Photovoltaik-Anlage finanzieren: Kauf, Kredit oder Miete im Vergleich 2026

Die Entscheidung für eine Photovoltaik-Anlage wird oft von technischen Fragen bestimmt. Doch der entscheidende Hebel für die Gesamtrendite Ihrer Anlage ist die Wahl des richtigen Finanzierungsmodells.

Eine durchdachte Strategie, die Finanzierung, Förderung und aktuelle Steuervorteile kombiniert, maximiert Ihre Ersparnis und kann die Amortisationszeit erheblich verkürzen.
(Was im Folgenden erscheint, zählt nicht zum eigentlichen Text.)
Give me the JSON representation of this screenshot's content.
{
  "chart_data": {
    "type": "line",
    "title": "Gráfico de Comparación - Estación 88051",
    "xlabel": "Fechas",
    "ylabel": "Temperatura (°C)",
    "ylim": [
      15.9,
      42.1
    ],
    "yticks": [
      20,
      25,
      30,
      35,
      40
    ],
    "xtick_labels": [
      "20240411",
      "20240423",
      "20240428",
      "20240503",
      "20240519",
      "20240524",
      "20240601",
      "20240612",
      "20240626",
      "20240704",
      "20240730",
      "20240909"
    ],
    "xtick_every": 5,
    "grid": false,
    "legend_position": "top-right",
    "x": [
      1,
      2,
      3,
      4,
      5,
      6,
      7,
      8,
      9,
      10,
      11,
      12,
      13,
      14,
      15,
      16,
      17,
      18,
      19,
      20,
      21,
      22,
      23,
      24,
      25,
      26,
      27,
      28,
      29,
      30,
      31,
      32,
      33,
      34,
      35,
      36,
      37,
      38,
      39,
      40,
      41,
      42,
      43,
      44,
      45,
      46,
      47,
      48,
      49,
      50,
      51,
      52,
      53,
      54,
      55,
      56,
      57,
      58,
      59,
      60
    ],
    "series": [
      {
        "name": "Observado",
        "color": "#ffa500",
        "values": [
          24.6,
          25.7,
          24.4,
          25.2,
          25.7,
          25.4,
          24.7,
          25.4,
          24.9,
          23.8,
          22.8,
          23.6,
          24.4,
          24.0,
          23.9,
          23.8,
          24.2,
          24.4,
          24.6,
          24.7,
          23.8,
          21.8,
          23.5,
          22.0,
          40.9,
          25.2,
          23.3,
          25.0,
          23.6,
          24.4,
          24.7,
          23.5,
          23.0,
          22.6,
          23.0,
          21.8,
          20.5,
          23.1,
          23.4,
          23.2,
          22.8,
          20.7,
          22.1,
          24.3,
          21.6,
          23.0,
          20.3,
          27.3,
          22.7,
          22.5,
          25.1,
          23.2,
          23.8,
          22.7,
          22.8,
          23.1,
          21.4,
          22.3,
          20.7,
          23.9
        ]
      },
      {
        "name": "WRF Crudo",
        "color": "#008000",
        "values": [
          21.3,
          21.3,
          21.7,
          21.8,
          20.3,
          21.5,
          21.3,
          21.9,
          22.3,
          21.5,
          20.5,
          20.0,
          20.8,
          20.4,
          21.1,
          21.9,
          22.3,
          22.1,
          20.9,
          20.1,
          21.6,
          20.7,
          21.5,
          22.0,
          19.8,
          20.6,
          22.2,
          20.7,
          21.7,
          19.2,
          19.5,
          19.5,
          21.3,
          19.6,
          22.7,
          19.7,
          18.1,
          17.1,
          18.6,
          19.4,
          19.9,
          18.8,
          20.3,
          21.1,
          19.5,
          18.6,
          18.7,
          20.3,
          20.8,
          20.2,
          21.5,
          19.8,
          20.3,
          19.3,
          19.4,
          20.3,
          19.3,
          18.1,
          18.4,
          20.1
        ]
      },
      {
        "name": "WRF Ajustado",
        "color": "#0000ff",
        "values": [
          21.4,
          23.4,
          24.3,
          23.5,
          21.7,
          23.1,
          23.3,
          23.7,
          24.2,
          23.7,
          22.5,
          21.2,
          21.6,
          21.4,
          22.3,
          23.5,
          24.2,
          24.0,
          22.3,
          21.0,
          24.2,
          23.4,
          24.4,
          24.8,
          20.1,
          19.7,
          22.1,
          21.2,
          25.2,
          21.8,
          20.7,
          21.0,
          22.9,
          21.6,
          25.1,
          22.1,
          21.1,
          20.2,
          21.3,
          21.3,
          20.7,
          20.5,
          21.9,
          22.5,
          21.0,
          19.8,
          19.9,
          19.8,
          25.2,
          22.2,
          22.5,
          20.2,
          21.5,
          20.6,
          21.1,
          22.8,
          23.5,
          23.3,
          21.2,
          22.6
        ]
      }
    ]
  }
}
Für die meisten Eigenheimbesitzer ist der Kauf einer PV-Anlage mit einem zinsgünstigen KfW-Kredit die rentabelste Option. Dieser Weg ist wirtschaftlicher als die Miete und schont zugleich Ihr Eigenkapital. In diesem Artikel zeigen wir Ihnen detailliert, warum das so ist und welche Alternativen für Ihre persönliche Situation sinnvoll sein können.

Die Finanzierungsmodelle im direkten Vergleich

Um die Unterschiede klar aufzuzeigen, betrachten wir ein typisches Szenario für ein Einfamilienhaus: eine 10-kWp-Photovoltaik-Anlage inklusive Installation. Die Anschaffungskosten belaufen sich auf rund 20.000 Euro. Dank des seit 2023 geltenden Nullsteuersatzes fällt für Sie als privater Betreiber keine Mehrwertsteuer an.

Option 1: Kauf mit Eigenkapital

Die Finanzierung aus eigenen Mitteln ist der direkteste Weg. Sie sind sofort uneingeschränkter Eigentümer der Anlage und müssen keine Zinslast tragen.

Vorteile: Keine monatlichen Raten, keine Verschuldung, und die gesamte Stromersparnis kommt vom ersten Tag an Ihren Finanzen zugute.

Nachteile: Ihr Kapital ist gebunden und steht nicht für andere Investitionen zur Verfügung.

Praxisbeispiel: Bei einer jährlichen Stromkostenersparnis von 1.800 Euro amortisiert sich die 20.000-Euro-Anlage rein rechnerisch nach etwa 11 Jahren. Danach erwirtschaftet sie reinen Gewinn. Die Erfahrung zeigt, dass viele Kunden diesen Weg wählen, wenn ausreichend Liquidität vorhanden ist.

Option 2: Kauf mit KfW-Kredit (Die Empfehlung)

Der Staat fördert erneuerbare Energien mit zinsgünstigen Krediten. Das wichtigste Programm ist der KfW-Kredit 270 „Erneuerbare Energien – Standard“, der die Anschaffung auch ohne hohes Eigenkapital ermöglicht und oft die wirtschaftlichste Lösung ist.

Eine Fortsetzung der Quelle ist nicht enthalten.